The increased duration of the exhalations of transient males should result in a decrease in loudness, and such a decrease could function to decrease detection by harbour seals. Alternatively, such differences in the characteristics of the exhalation may simply reflect differences in the lung capacity of the two forms, since transients typically take much longer dives than residents (Morton 1990). Why no differences were found between females of the two forms is unclear. Differences in amplitude noted in the field appear consistent for both male and female transients, suggesting that some mechanism other than an increase in the duration of the exhalation must be partly responsible for the apparent decrease in amplitude.
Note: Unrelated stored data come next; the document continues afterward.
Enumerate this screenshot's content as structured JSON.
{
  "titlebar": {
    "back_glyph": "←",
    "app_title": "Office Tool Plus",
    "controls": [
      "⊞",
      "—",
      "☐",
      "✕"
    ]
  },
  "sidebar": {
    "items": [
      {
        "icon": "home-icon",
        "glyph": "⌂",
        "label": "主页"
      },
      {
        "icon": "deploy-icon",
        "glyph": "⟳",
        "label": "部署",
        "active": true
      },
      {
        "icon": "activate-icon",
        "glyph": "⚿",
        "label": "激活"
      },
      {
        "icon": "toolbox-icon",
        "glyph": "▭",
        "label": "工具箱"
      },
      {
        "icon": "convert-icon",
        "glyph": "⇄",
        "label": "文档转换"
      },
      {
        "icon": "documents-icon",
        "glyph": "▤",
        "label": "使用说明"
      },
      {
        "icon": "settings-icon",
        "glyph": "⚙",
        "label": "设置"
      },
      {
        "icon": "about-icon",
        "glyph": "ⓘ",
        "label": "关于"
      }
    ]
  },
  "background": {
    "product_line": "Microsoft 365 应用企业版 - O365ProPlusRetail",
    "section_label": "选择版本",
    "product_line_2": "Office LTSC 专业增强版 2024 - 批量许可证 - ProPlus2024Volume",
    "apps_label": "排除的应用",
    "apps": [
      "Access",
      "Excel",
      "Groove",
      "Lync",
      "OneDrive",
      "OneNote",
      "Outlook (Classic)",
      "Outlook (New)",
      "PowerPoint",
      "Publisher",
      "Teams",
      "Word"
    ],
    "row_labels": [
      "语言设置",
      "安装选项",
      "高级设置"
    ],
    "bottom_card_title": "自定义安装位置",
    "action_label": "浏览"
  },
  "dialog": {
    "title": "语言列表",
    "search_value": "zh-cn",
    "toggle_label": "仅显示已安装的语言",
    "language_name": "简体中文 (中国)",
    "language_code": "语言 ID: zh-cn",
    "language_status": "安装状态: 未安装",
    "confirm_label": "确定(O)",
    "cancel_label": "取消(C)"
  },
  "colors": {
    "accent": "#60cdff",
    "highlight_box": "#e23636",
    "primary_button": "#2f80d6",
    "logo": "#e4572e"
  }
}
Measurements of amplitude from audio recordings made using a directional microphone and a cassette recording system, in combination with determination of distance to the whales using a video system might allow for more direct quantification of differences between transient and resident blows. 

 

Table A.II.1

 

Descriptive statistics for killer whale exhalation durations (sec).

 

Killer whale type Mean SD N 

 

Individuals Blows

 

Resident males 0.636 0.121 2 22 
 

” females 0.614 0.144 3 34 
 

Transient males 0.723 0.116 3 83 
 

” females 0.613 0.121 5 62 

 

LITERATURE CITED

 

Morton, A.B. 1990. A quantitative comparison of behavior in resident and transient killer whales of the central British Columbia coast. Rep. Int. Whal. Commn. Spec. Iss. 12:245-248.